Create signature matrix with average_clusters() using bulkRNAseq data

[saphir746]

hello,

I am trying to create a cell-type signature matrix from bulkRNAseq of FACS sorted mono-cell-types samples:

expr_matrix %>% head()

	Sample_1	Sample_2	Sample_3	Sample_4
TSPAN6	0.6621047	0.6621047	8.4720554	0.6621047
TNMD	0.6621047	0.6621047	2.771366	6.9039605
DPM1	9.2066392	8.8886292	0.6621047	10.17191
SCYL3	5.5968998	3.0201094	9.9043603	8.514964
C1orf112	3.6115171	7.806794	5.371021	4.5565736

design_matrix %>% head()

Sample_name	Sex	Cell_type
Sample_1	F	Neutrophils_BoneMarrow
Sample_2	F	MCs_BoneMarrow
Sample_3	M	Neutrophils_BoneMarrow
Sample_4	M	MCs_BoneMarrow

whereby the columns represent samples (different patient samples) and rows are annotated GrCh38 gene names. expr_matrix is derived from raw counts, after alignment to GRch38 using the standard nf-core/RNAseq pipeline, and then normalised using varianceStabilizingTransformation() in DESeq2
I understand that in Clustifyr the best approach would be to use average_clusters() (?)

new_ref_matrix <- clustifyr::average_clusters(
  mat = expr_matrix,
  metadata = design_matrix$Cell_type,
  cluster_col = "Sample_name",
  method = 'median',
  cut_n = TRUE
)

But then I am unsure if:

1. What I have done in terms of pre-processing the bulk RNAseq count data is right ?
2. I'm calling average_clusters() correctly ?
3. I need to perform some extra scaling / normalisation on the resulting reference matrix new_ref_matrix ?
4. I can then integrate new_ref_matrix with other reference signature matrices derived from single cell data?

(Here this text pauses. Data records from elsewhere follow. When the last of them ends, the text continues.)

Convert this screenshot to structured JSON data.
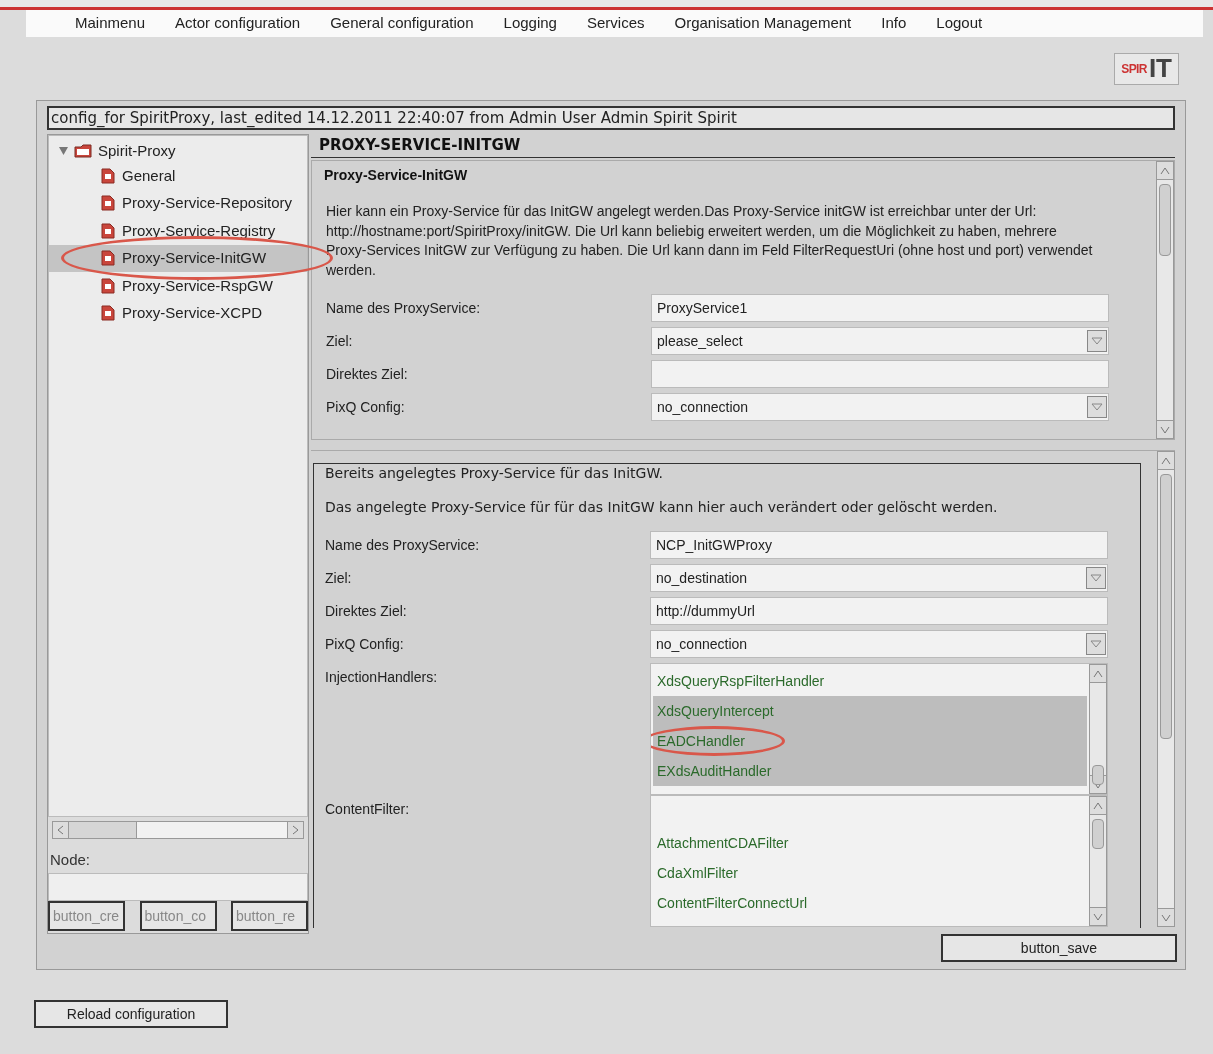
{
  "menu": [
    "Mainmenu",
    "Actor configuration",
    "General configuration",
    "Logging",
    "Services",
    "Organisation Management",
    "Info",
    "Logout"
  ],
  "logo": {
    "part_1": "SPIR",
    "part_2": "IT"
  },
  "config_title": "config_for SpiritProxy, last_edited 14.12.2011 22:40:07 from Admin User Admin Spirit  Spirit",
  "tree": {
    "label": "Spirit-Proxy",
    "expanded": true,
    "children": [
      {
        "label": "General",
        "selected": false,
        "circled": false
      },
      {
        "label": "Proxy-Service-Repository",
        "selected": false,
        "circled": false
      },
      {
        "label": "Proxy-Service-Registry",
        "selected": false,
        "circled": false
      },
      {
        "label": "Proxy-Service-InitGW",
        "selected": true,
        "circled": true
      },
      {
        "label": "Proxy-Service-RspGW",
        "selected": false,
        "circled": false
      },
      {
        "label": "Proxy-Service-XCPD",
        "selected": false,
        "circled": false
      }
    ]
  },
  "node_label": "Node:",
  "tree_buttons": [
    "button_cre",
    "button_co",
    "button_re"
  ],
  "section_title": "PROXY-SERVICE-INITGW",
  "new_service": {
    "heading": "Proxy-Service-InitGW",
    "description": "Hier kann ein Proxy-Service für das InitGW angelegt werden.Das Proxy-Service initGW ist erreichbar unter der Url: http://hostname:port/SpiritProxy/initGW. Die Url kann beliebig erweitert werden, um die Möglichkeit zu haben, mehrere Proxy-Services InitGW zur Verfügung zu haben. Die Url kann dann im Feld FilterRequestUri (ohne host und port) verwendet werden.",
    "fields": [
      {
        "kind": "text",
        "label": "Name des ProxyService:",
        "value": "ProxyService1"
      },
      {
        "kind": "select",
        "label": "Ziel:",
        "value": "please_select"
      },
      {
        "kind": "text",
        "label": "Direktes Ziel:"
      },
      {
        "kind": "select",
        "label": "PixQ Config:",
        "value": "no_connection"
      }
    ]
  },
  "existing_service": {
    "legend": "Bereits angelegtes Proxy-Service für das InitGW.",
    "description": "Das angelegte  Proxy-Service für für das InitGW kann hier auch verändert oder gelöscht werden.",
    "fields": [
      {
        "kind": "text",
        "label": "Name des ProxyService:",
        "value": "NCP_InitGWProxy"
      },
      {
        "kind": "select",
        "label": "Ziel:",
        "value": "no_destination"
      },
      {
        "kind": "text",
        "label": "Direktes Ziel:",
        "value": "http://dummyUrl"
      },
      {
        "kind": "select",
        "label": "PixQ Config:",
        "value": "no_connection"
      },
      {
        "kind": "list",
        "label": "InjectionHandlers:",
        "items": [
          {
            "label": "XdsQueryRspFilterHandler",
            "selected": false,
            "circled": false
          },
          {
            "label": "XdsQueryIntercept",
            "selected": true,
            "circled": false
          },
          {
            "label": "EADCHandler",
            "selected": true,
            "circled": true
          },
          {
            "label": "EXdsAuditHandler",
            "selected": true,
            "circled": false
          }
        ]
      },
      {
        "kind": "list",
        "label": "ContentFilter:",
        "items": [
          {
            "label": "AttachmentCDAFilter",
            "selected": false,
            "circled": false
          },
          {
            "label": "CdaXmlFilter",
            "selected": false,
            "circled": false
          },
          {
            "label": "ContentFilterConnectUrl",
            "selected": false,
            "circled": false
          }
        ]
      }
    ]
  },
  "save_button": "button_save",
  "reload_button": "Reload configuration"
}
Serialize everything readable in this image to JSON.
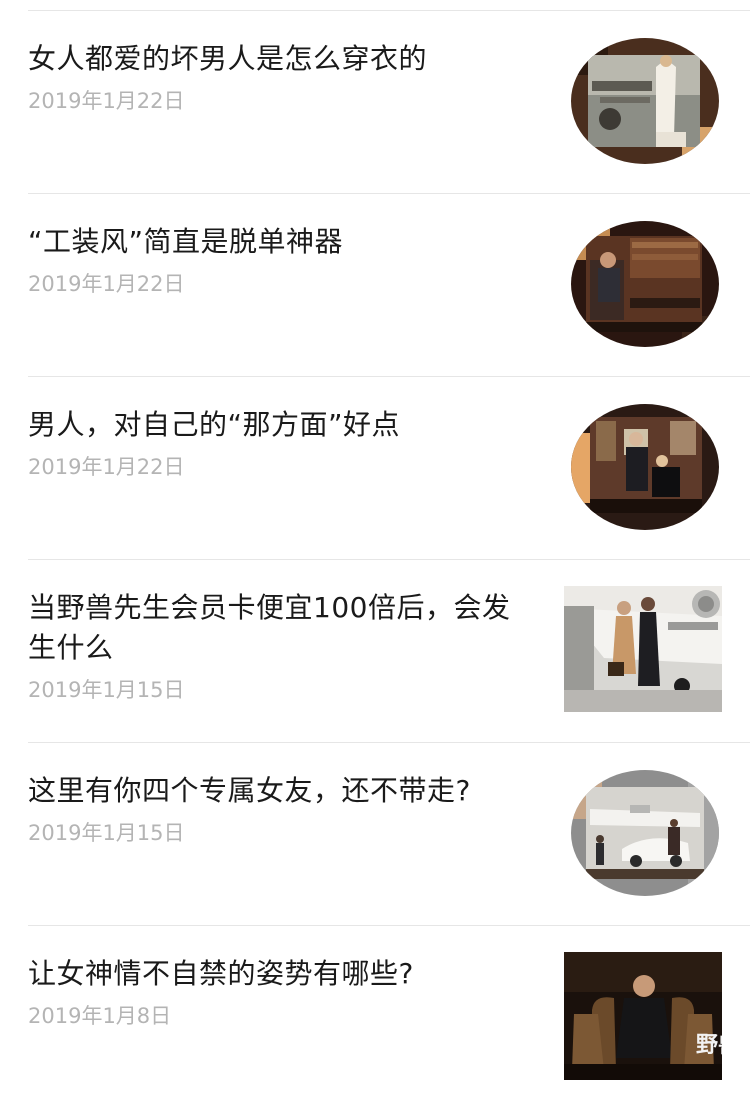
{
  "articles": [
    {
      "title": "女人都爱的坏男人是怎么穿衣的",
      "date": "2019年1月22日",
      "thumb_icon": "fashion-airplane-photo",
      "thumb_shape": "circle"
    },
    {
      "title": "“工装风”简直是脱单神器",
      "date": "2019年1月22日",
      "thumb_icon": "man-in-library-photo",
      "thumb_shape": "circle"
    },
    {
      "title": "男人，对自己的“那方面”好点",
      "date": "2019年1月22日",
      "thumb_icon": "couple-in-room-photo",
      "thumb_shape": "circle"
    },
    {
      "title": "当野兽先生会员卡便宜100倍后，会发生什么",
      "date": "2019年1月15日",
      "thumb_icon": "couple-private-jet-photo",
      "thumb_shape": "rect"
    },
    {
      "title": "这里有你四个专属女友，还不带走?",
      "date": "2019年1月15日",
      "thumb_icon": "sports-car-jet-photo",
      "thumb_shape": "circle"
    },
    {
      "title": "让女神情不自禁的姿势有哪些?",
      "date": "2019年1月8日",
      "thumb_icon": "man-in-armchair-photo",
      "thumb_shape": "rect"
    }
  ],
  "thumb6_overlay": "野兽",
  "colors": {
    "title": "#1a1a1a",
    "date": "#b4b4b4",
    "divider": "#e6e6e6",
    "thumb_brown": "#3a2418",
    "thumb_tan": "#c8955c"
  }
}
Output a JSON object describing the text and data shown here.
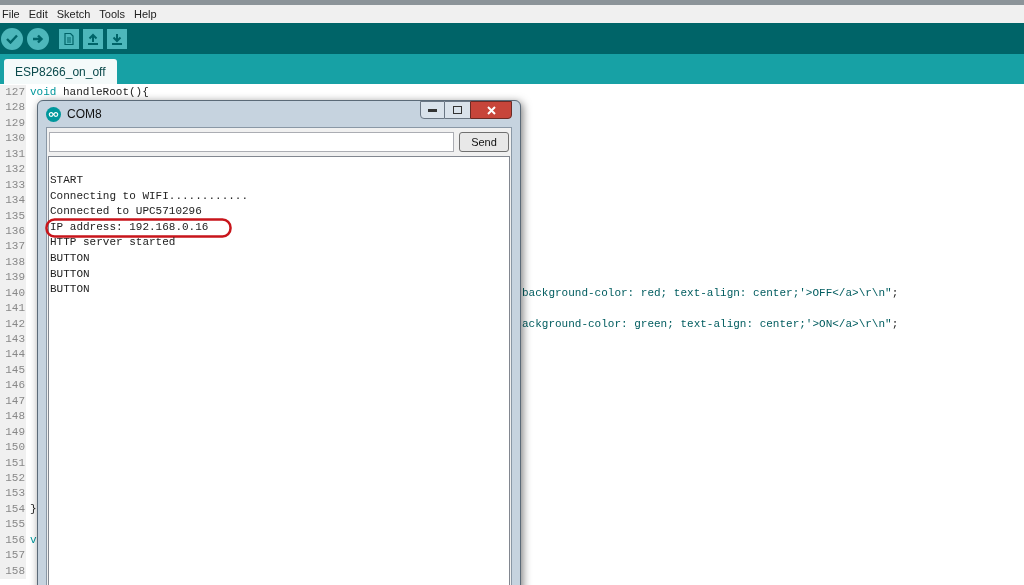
{
  "menu": [
    "File",
    "Edit",
    "Sketch",
    "Tools",
    "Help"
  ],
  "toolbar": [
    {
      "kind": "round"
    },
    {
      "kind": "round"
    },
    {
      "kind": "square"
    },
    {
      "kind": "square"
    },
    {
      "kind": "square"
    }
  ],
  "tabs": [
    {
      "label": "ESP8266_on_off",
      "selected": true
    }
  ],
  "editor": {
    "lines": [
      {
        "number": "127",
        "kind": "code",
        "tokens": [
          {
            "text": "void",
            "kind": "keyword"
          },
          {
            "text": " handleRoot(){",
            "kind": "plain"
          }
        ]
      },
      {
        "number": "128"
      },
      {
        "number": "129"
      },
      {
        "number": "130"
      },
      {
        "number": "131"
      },
      {
        "number": "132"
      },
      {
        "number": "133"
      },
      {
        "number": "134"
      },
      {
        "number": "135"
      },
      {
        "number": "136"
      },
      {
        "number": "137"
      },
      {
        "number": "138"
      },
      {
        "number": "139"
      },
      {
        "number": "140",
        "kind": "tail",
        "tokens": [
          {
            "text": "background-color: red; text-align: center;'>OFF</a>\\r\\n\"",
            "kind": "string"
          },
          {
            "text": ";",
            "kind": "plain"
          }
        ]
      },
      {
        "number": "141"
      },
      {
        "number": "142",
        "kind": "tail",
        "tokens": [
          {
            "text": "ackground-color: green; text-align: center;'>ON</a>\\r\\n\"",
            "kind": "string"
          },
          {
            "text": ";",
            "kind": "plain"
          }
        ]
      },
      {
        "number": "143"
      },
      {
        "number": "144"
      },
      {
        "number": "145"
      },
      {
        "number": "146"
      },
      {
        "number": "147"
      },
      {
        "number": "148"
      },
      {
        "number": "149"
      },
      {
        "number": "150"
      },
      {
        "number": "151"
      },
      {
        "number": "152"
      },
      {
        "number": "153"
      },
      {
        "number": "154",
        "kind": "code",
        "tokens": [
          {
            "text": "}",
            "kind": "plain"
          }
        ]
      },
      {
        "number": "155"
      },
      {
        "number": "156",
        "kind": "code",
        "tokens": [
          {
            "text": "v",
            "kind": "keyword"
          }
        ]
      },
      {
        "number": "157"
      },
      {
        "number": "158"
      }
    ]
  },
  "serial_monitor": {
    "title": "COM8",
    "send_button": "Send",
    "output": [
      {
        "text": "START",
        "highlighted": false
      },
      {
        "text": "Connecting to WIFI............",
        "highlighted": false
      },
      {
        "text": "Connected to UPC5710296",
        "highlighted": false
      },
      {
        "text": "IP address: 192.168.0.16",
        "highlighted": true
      },
      {
        "text": "HTTP server started",
        "highlighted": false
      },
      {
        "text": "BUTTON",
        "highlighted": false
      },
      {
        "text": "BUTTON",
        "highlighted": false
      },
      {
        "text": "BUTTON",
        "highlighted": false
      }
    ]
  }
}
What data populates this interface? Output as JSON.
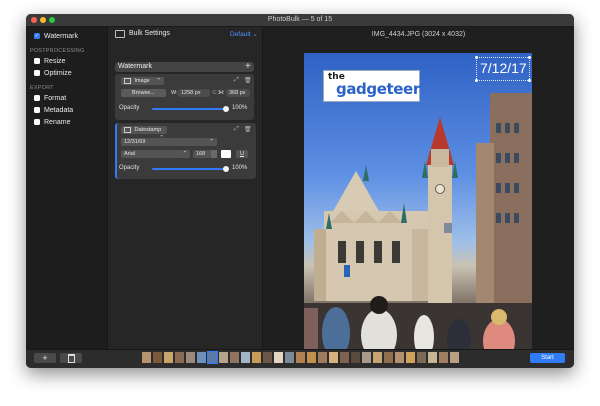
{
  "window": {
    "title": "PhotoBulk — 5 of 15"
  },
  "sidebar": {
    "watermark_label": "Watermark",
    "postprocessing_header": "POSTPROCESSING",
    "resize_label": "Resize",
    "optimize_label": "Optimize",
    "export_header": "EXPORT",
    "format_label": "Format",
    "metadata_label": "Metadata",
    "rename_label": "Rename"
  },
  "settings": {
    "bulk_label": "Bulk Settings",
    "preset": "Default",
    "watermark_section": "Watermark",
    "image_type": "Image",
    "browse_label": "Browse...",
    "w_label": "W:",
    "w_value": "1258 px",
    "h_label": "H:",
    "h_value": "368 px",
    "opacity_label": "Opacity",
    "opacity_value": "100%",
    "datestamp_type": "Datestamp",
    "date_format": "12/31/69",
    "font": "Arial",
    "font_size": "168",
    "underline_label": "U",
    "opacity2_label": "Opacity",
    "opacity2_value": "100%"
  },
  "preview": {
    "filename": "IMG_4434.JPG (3024 x 4032)",
    "watermark_text_1": "the",
    "watermark_text_2": "gadgeteer",
    "date_stamp": "7/12/17"
  },
  "bottom": {
    "add_label": "+",
    "start_label": "Start"
  },
  "colors": {
    "accent": "#2f7cf6",
    "window_bg": "#2a2a2a"
  },
  "icons": {
    "add": "plus-icon",
    "delete": "trash-icon",
    "sidebar_toggle": "sidebar-icon"
  }
}
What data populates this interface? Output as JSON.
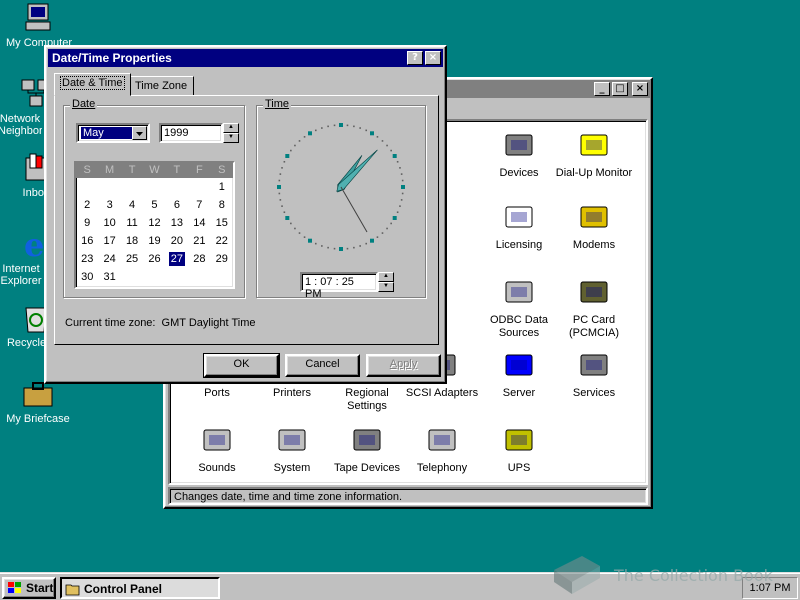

Any advice, insights or lead to helpful material will be very much appreciated

Thanks all

[kriemo]

Thanks for your interest in the package:

1. In general we recommend using similar normalization approaches between the reference data the scRNA-seq dataset. So I would recommend just using log-transformed normalized counts from DESeq2. I haven't tried using transformed counts (from varianceStabilizingTransformation() or rlog()) however I would suspect that you would see similar results to using log-transformed normalized counts.

2. I wouldn't recommend using the cut_n parameter as it is a crude method to exclude low abundance genes and in most cases isn't necessary. The cluster_col = "Sample_name" is also unnecessary if you pass a vector to metadata.

3. No additional scaling should be necessary

4. Yes, you can combine multiple references into the same matrix (making sure that the genes are compatible), or run clustifyr independently for each different reference.